Sami Efendi İle Tanışınca Hayatı Değişti

Sami Efendi aşısı almış bir mühtedi; Zahid Barsamoğlu... Cildi zikirden yumuşamış. 93 yaşında ama yüzünde bir tane kırışıklık yok. Mütebessim bir çehre, ışıl ışıl aydınlık bir sima. Ahmet Topbaş ve Selman Tan’ın Zahid Barsamoğlu ile yaptığı röportaj, Altınoluk Dergisi’nin Şubat sayısında yayınladı. İşte o feyz dolu sohbet. 

Zahid Barsamoğlu... Hafızası, dimağı saat gibi işliyor. Konuşması, edası, tavrı ile bir İstanbul beyefendisi. Yılların yaşanmışlıkları, çileleriyle olgunlaşmış, mütevekkil bir hal var üzerinde. Fakat asıl “huzur” hali, yani itmi’nanı görüyorsunuz. Onunla sohbet insana ferahlık veriyor.

Zahid Barsamoğlu’nun hayatı duygulu bir hidayet öyküsü. Hakk’a öyle sağlam bir dönüş yaşamış ki Müslüman olduğu andan beri 60 yıllık hidayet hayatında tek bir vakit namaz borcu olmadığını ifade ediyor.

Mahmud Sami Ramazanoğlu hazretlerinin müridi. Sami Efendi’nin vefatının 31. Sene-i devriyesinde onu rahmetle andık, Zahid Efendi’den hatıralar dinledik. Kendi bakışıyla bir Sami Efendi resmi ortaya koydu. Orada asıl Sami Efendi’nin her gönlü nasıl ayrı ayrı dokuduğunu, emek verdiğini de görmüş oluyorsunuz.
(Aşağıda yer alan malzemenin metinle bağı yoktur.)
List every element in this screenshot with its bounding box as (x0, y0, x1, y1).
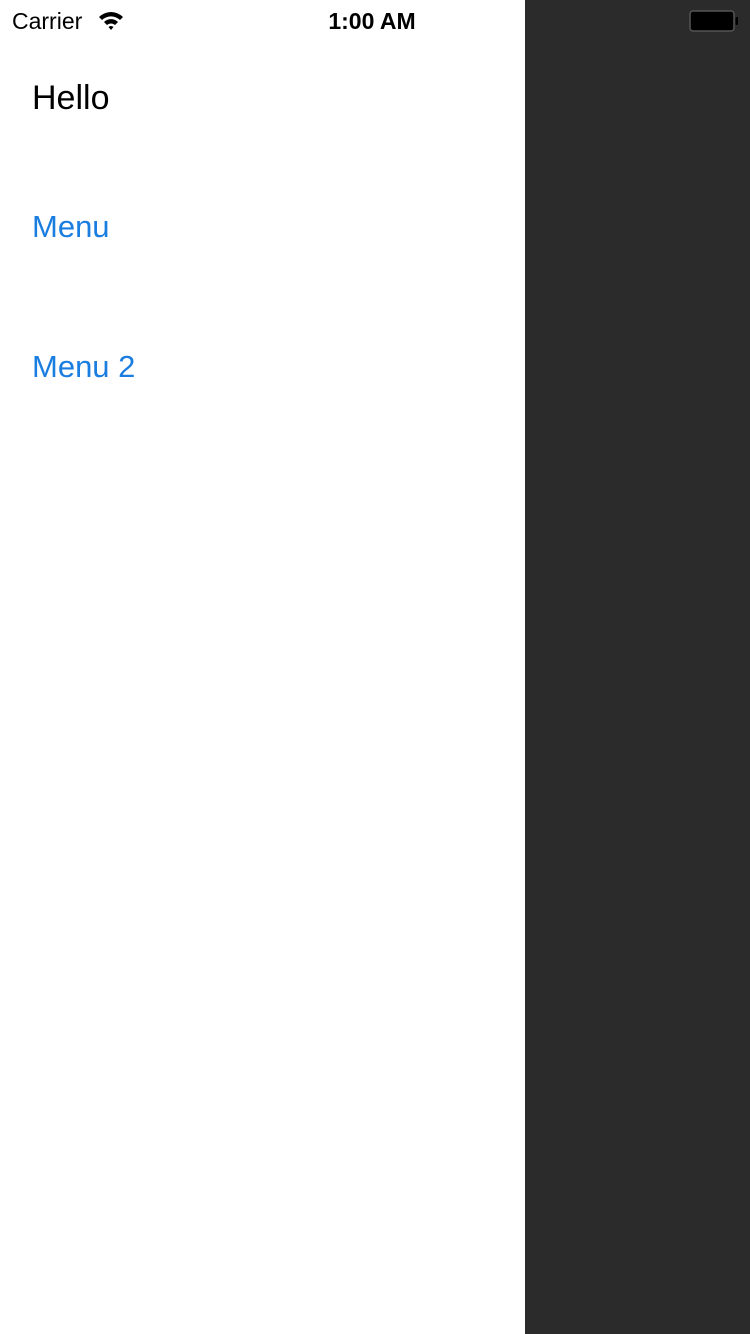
menu-heading: Hello (32, 79, 110, 117)
status-time: 1:00 AM (328, 8, 416, 34)
menu-item-menu-2[interactable]: Menu 2 (32, 348, 135, 386)
battery-icon (689, 10, 738, 32)
status-bar: Carrier 1:00 AM (0, 0, 750, 40)
menu-item-menu[interactable]: Menu (32, 208, 110, 246)
app-screen: Hello Menu Menu 2 Carrier 1:00 AM (0, 0, 750, 1334)
side-menu-panel: Hello Menu Menu 2 (0, 0, 525, 1334)
main-content-overlay[interactable] (525, 0, 750, 1334)
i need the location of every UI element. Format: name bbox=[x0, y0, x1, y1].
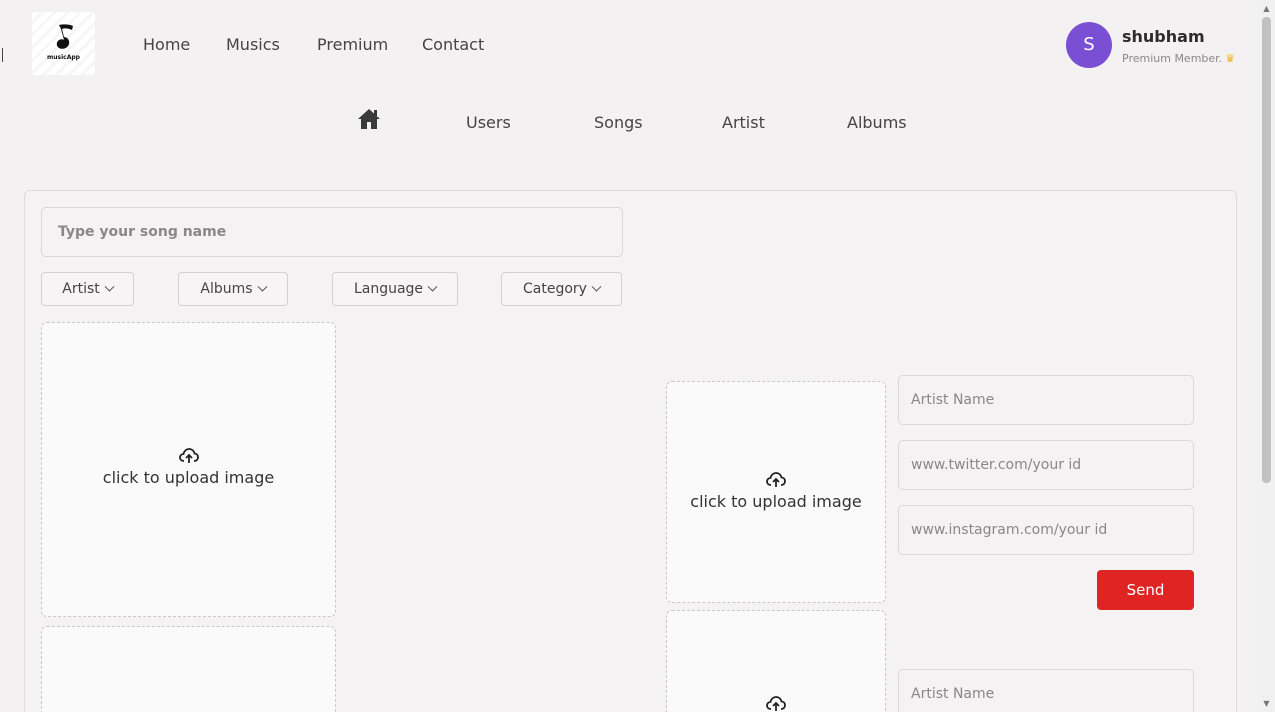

Hadis-i şerifte şöyle buyruluyor: “Hak yolunda saçlarını, sakallarını ağartanların Allah müracaatlarını reddetmez, günahlarını siler, onlara zulmetmeye hayâ eder.”

Bizim zannımıza göre Zahid Barsamoğlu öyle bir Allah eri. Onun için hasbihalimizin sonunda Zahid Efendinin yaptığı duaya gönülden amin diyelim. Elbette o duanın içinde şahsi hayatımız için dikkat edilecek epey mesaj var.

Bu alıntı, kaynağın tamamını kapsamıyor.